L’Église catholique nicaraguayenne compte un nouveau prélat réduit au silence. Monseigneur Abelardo Mata, évêque émérite d’Estelí, âgé de 80 ans, est désormais assigné à résidence après avoir été arrêté à deux reprises par les autorités nicaraguayennes. Les événements se sont déroulés en l’espace de deux jours. Le 29 juin, l’évêque est interpellé alors qu’il se trouve dans un centre médical. Il est conduit dans les locaux de la redoutée Direction des enquêtes judiciaires, où il est interrogé plusieurs heures avant d’être autorisé à regagner son domicile. Mais, selon ACI Prensa et plusieurs médias nicaraguayens en exil, cette liberté n’aura été que de très courte durée. Le lendemain, le 30 juin, les forces de sécurité procèdent à une nouvelle arrestation. Depuis, Monseigneur Mata serait maintenu dans sa résidence de Tisma, sans possibilité de se déplacer librement, sous la surveillance constante de la police.

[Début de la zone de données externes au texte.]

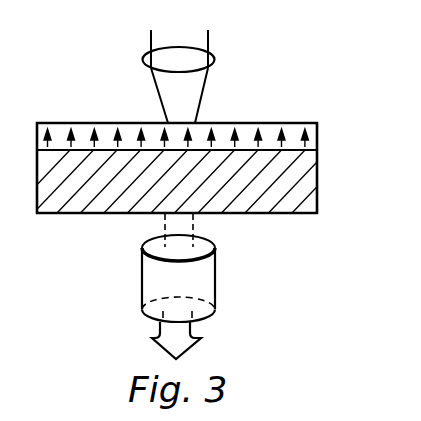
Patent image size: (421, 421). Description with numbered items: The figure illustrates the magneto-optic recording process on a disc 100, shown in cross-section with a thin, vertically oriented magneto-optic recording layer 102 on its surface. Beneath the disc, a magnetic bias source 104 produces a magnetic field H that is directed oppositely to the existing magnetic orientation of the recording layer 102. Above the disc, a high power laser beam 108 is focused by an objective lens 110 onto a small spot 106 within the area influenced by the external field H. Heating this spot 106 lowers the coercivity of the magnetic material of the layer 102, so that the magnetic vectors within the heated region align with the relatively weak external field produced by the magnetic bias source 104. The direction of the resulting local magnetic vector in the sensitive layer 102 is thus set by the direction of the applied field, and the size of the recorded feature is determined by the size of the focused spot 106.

The disc 100 is at (307, 185).
The magneto-optic recording layer 102 is at (317, 142).
The magnetic bias source 104 is at (215, 281).
The spot 106 is at (183, 122).
The high power laser beam 108 is at (208, 30).
The objective lens 110 is at (150, 67).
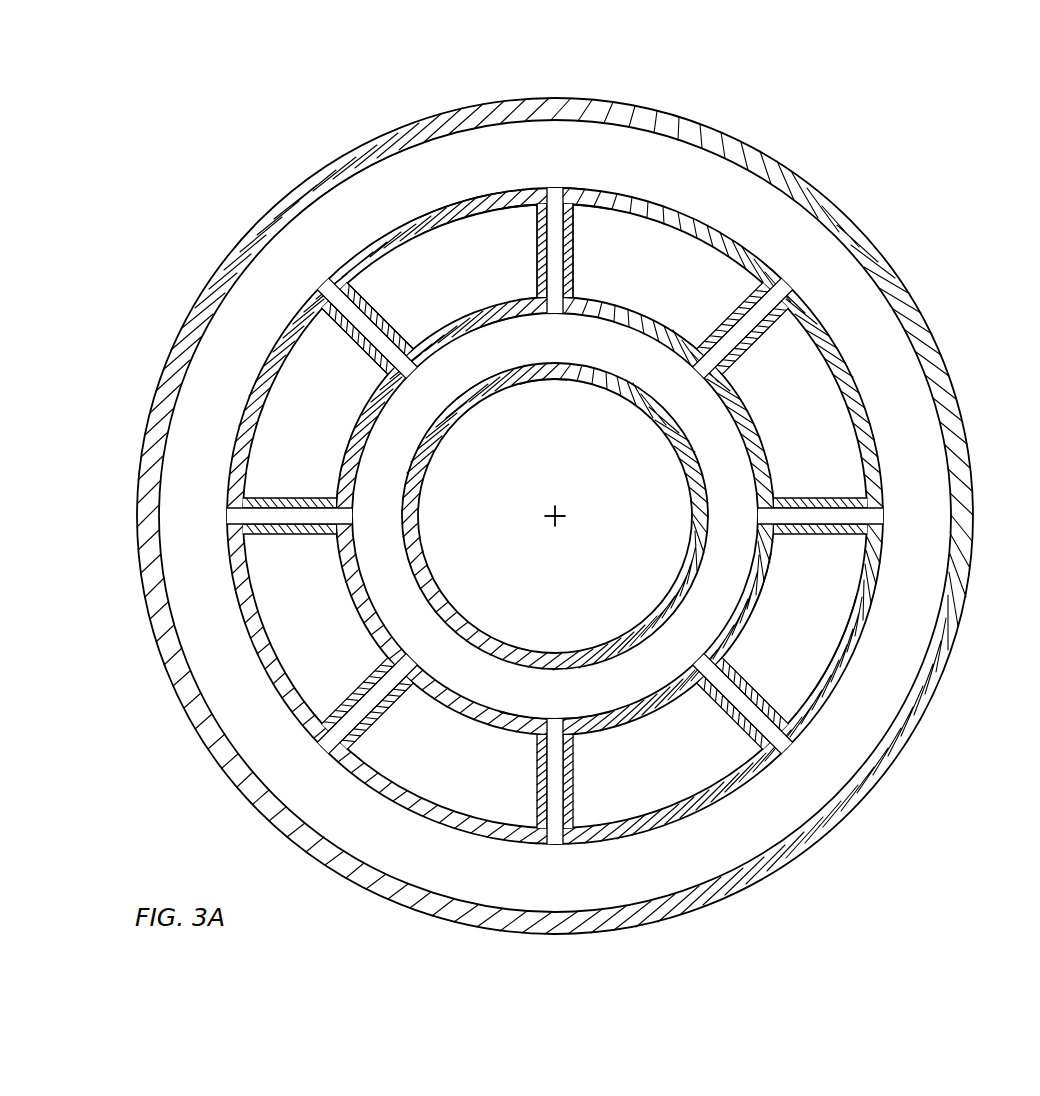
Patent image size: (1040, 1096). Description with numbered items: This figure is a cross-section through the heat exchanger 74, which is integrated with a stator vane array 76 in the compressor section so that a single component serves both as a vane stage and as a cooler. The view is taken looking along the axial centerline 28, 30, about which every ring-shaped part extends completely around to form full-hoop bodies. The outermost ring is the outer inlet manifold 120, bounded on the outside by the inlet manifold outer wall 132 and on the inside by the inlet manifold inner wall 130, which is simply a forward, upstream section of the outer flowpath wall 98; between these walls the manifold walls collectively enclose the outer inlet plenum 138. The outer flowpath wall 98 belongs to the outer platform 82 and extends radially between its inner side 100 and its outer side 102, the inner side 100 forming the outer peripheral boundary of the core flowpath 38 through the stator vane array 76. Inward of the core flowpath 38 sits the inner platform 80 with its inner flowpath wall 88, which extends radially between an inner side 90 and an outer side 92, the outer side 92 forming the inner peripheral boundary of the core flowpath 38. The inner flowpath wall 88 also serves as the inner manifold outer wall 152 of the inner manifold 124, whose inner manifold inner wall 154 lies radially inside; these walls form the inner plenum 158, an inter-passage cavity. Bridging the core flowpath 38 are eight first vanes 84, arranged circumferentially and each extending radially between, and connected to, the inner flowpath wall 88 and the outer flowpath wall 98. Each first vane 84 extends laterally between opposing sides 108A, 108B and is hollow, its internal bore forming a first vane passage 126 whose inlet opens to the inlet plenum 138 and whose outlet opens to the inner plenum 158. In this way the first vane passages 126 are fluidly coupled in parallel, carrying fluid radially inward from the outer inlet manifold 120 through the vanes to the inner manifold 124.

Le gouvernement de Daniel Ortega présente une tout autre version. Dans un communiqué, le ministère de l’Intérieur affirme que l’évêque a simplement été entendu dans le cadre d’une enquête pour des faits présumés de corruption, avant de regagner son domicile « en parfait état de santé » et après avoir été traité « avec respect ». Aucune image récente ni aucune apparition publique de Monseigneur Mata n’est toutefois venue confirmer cette version officielle. Les médias indépendants nicaraguayens demeurent, eux, extrêmement prudents. Despacho 505, Confidencial et 100 % Noticias soulignent qu’aucune preuve indépendante de sa liberté n’a pu être obtenue. Certains proches évoquent une véritable assignation à résidence, tandis que d’autres parlent même d’une disparition forcée, faute de pouvoir établir un contact direct avec l’évêque. À ce jour, aucune source indépendante n’a pu vérifier les affirmations du régime.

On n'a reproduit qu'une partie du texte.